Часовой увел Карасулина. Чижиков несколько раз прошелся по комнате. Итак, картина проясняется. Задача – нащупать связи челноковских заговорщиков с соседними волостями и деревнями и Яровском. А главное – раскрыть головку заговора в самом Северске, найти нить от Северска к соседним губерниям. До тех пор Горячева трогать нельзя…

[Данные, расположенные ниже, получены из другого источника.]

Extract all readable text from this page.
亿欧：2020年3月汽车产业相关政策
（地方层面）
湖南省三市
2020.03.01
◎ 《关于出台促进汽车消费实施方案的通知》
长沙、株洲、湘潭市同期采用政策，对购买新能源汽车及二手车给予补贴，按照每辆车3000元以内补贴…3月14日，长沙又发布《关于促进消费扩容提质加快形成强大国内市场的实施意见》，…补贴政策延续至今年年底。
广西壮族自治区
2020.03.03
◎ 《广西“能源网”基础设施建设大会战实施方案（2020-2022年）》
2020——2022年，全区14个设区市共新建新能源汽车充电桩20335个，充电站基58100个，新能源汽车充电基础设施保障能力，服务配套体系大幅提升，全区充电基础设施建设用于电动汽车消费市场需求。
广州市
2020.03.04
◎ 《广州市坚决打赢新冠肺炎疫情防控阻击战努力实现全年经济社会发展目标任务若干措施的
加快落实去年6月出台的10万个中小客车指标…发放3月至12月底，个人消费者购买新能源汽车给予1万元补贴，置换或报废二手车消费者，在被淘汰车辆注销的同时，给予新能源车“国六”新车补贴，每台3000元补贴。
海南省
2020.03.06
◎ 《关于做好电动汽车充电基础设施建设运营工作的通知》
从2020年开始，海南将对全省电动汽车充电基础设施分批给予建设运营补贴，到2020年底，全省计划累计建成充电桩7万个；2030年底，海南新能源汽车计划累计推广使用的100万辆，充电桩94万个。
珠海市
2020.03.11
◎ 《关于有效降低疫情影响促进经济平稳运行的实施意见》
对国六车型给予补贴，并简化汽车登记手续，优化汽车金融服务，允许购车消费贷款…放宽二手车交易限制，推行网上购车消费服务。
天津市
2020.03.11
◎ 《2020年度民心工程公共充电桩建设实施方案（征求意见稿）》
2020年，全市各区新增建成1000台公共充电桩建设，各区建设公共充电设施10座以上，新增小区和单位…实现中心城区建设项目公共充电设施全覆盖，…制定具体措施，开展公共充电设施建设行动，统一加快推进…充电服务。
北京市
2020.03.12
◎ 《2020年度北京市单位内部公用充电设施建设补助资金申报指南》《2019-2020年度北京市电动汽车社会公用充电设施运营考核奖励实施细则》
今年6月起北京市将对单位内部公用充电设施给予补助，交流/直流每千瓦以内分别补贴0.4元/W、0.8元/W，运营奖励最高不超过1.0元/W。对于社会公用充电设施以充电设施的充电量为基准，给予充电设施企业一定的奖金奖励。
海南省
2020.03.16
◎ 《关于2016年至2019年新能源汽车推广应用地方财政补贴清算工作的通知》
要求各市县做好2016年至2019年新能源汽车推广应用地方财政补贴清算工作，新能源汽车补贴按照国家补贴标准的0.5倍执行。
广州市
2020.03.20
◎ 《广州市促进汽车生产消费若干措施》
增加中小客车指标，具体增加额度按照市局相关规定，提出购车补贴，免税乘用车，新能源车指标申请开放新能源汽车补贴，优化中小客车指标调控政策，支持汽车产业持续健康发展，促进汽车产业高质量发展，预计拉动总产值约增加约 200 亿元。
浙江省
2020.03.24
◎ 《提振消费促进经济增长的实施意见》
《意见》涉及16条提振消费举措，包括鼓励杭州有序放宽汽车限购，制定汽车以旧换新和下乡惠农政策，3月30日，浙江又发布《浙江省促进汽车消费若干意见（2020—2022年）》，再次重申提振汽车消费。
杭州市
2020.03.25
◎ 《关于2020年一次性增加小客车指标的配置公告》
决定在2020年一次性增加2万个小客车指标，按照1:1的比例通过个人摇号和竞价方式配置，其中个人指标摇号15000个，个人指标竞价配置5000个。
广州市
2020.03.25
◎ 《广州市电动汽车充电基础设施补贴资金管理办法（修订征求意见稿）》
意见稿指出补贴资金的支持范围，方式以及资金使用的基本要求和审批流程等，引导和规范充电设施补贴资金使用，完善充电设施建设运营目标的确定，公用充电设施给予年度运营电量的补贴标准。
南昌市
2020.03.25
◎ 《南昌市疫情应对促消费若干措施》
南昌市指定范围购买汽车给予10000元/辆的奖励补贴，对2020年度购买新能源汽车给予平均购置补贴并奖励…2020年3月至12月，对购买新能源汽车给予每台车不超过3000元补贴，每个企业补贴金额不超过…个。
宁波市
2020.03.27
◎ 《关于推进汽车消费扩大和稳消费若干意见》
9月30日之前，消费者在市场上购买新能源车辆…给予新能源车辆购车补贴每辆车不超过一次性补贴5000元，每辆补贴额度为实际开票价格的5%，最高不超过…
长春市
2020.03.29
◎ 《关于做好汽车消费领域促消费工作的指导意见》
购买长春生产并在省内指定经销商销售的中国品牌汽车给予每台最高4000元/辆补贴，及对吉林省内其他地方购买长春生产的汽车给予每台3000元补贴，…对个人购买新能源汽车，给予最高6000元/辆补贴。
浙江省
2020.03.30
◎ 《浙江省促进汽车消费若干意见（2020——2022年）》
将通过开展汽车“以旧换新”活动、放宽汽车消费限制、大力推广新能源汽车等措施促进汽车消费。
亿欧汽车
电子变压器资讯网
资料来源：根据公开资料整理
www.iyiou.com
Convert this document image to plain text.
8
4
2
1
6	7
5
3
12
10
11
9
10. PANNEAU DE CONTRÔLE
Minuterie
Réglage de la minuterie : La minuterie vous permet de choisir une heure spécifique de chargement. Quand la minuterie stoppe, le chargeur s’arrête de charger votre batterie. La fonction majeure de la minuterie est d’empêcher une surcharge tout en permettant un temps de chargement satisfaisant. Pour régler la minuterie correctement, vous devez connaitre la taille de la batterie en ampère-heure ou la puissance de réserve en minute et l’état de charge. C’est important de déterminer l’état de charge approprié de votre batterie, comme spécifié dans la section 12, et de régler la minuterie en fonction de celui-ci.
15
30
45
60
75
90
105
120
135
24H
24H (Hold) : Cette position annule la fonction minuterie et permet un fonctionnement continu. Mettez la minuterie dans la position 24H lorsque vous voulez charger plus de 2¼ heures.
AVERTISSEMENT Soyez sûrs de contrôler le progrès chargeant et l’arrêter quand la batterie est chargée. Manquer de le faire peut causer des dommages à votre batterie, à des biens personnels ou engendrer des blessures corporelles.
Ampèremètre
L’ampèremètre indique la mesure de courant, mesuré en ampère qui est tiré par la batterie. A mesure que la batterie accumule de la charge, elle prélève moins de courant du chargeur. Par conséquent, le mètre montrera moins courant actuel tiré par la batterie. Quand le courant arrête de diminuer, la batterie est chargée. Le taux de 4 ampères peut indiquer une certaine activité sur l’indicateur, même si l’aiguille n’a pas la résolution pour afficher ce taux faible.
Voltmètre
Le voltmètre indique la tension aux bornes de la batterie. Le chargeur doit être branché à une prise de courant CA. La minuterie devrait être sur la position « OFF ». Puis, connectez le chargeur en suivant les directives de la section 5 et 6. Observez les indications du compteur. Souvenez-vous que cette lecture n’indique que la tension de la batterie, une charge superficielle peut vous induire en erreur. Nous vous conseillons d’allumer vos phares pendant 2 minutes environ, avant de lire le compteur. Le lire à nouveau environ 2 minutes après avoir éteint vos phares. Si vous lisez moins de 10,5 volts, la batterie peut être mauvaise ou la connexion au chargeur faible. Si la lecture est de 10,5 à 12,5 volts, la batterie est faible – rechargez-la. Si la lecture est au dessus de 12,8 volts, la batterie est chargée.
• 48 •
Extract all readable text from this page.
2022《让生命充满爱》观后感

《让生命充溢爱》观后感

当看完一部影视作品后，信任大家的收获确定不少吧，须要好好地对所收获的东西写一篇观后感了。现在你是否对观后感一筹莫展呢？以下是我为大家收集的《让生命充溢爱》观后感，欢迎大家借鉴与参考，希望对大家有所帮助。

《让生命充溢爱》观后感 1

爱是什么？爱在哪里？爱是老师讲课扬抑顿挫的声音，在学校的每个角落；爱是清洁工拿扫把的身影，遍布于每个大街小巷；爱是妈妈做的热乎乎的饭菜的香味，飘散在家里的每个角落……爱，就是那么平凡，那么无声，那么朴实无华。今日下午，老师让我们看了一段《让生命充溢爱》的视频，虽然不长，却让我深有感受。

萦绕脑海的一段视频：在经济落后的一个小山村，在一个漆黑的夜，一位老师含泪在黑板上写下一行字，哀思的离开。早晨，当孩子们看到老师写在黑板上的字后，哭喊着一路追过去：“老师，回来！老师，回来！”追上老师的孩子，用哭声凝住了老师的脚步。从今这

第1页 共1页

Нельзя? А допустимо ли тут промедленье? Не правильней ли немедленно арестовать Горячева, Корикова и всех подозреваемых в связях с ними – разрубить бикфордов шнур, пока не грохнуло? Нет, он не имеет права этого делать. Судя по оперативкам ВЧК, зреет всесибирский мятеж и где-то затаился его штаб, с которым связаны северские заговорщики. Пока главная пружина не обнаружена – нельзя раскрывать карт… Еще чуть бы попридержать события либо их опередить, чтоб до разворота семенной разверстки обезглавить заговорщиков! Все говорит за то, что контрреволюция делает на семенную главную и последнюю ставку. Предупредить и ударить первым, да так, чтобы вышибить дух из врага, разом и навсегда!..
3
Долго стоял Чижиков на пустой вечерней улочке, радуясь морозной тишине и одиночеству, которые незримо снимали гнетущую дневную усталость. Глубоко вздохнул, пошевелил плечами и вдруг почуял тревожный и сладкий запах древесного дыма. Дрогнувшими ноздрями втянул смолистый пряный аромат и вспомнил: сегодня суббота, банный день.
Сибиряки – народ чистоплотный. Хоть земля в дыбки, а каждую субботу топят баню. Как ни беден двор, а в нем обязательно своя банька – неказистая, невеликая, но зато своя. Топится она часто «по-черному», дым уходит не в трубу, а в раскрытую настежь дверь, оттого на бревенчатых стенах густой и толстый налет сажи.
Какая-то бесплотная струна шевельнулась в душе, и Гордей Артемович вспомнил отца. Вот кто самозабвенно любил попариться, поиграть с березовым веничком. В этом деле он был мастак. Мало кто в слободке мог потягаться с ним, даже матерые, как кедровые корни, мужики не выдерживали.
Отец поливал раскаленную каменку не водой, а квасом и делал это до тех пор, пока воздух в бане не становился настолько горячим, что от одного резкого взмаха краснела ожогом рука. Тогда, надев рукавицы-голицы и шапку, он взбирался на полок, удобно располагался там и принимался с размаху хлестать и сечь и поглаживать себя размякшим огненным веником, покрякивая, постанывая, гогоча до той поры, пока в знойной истоме не разомлеет тело. Багровый, пышущий жаром, отдувающийся, скатывался отец с полка, стремглав вылетал из бани на мороз, с разбегу нырял в снег. Ухал, ахал, довольно урчал, катаясь в снегу, тер им волосатую грудь, лицо, руки. Влетев с улицы, снова вскакивал на полок и опять со всей силы охаживал себя вдоль и поперек пахучим веником. Потом выливал на себя ушат ледяной воды и уходил в предбанник одеваться…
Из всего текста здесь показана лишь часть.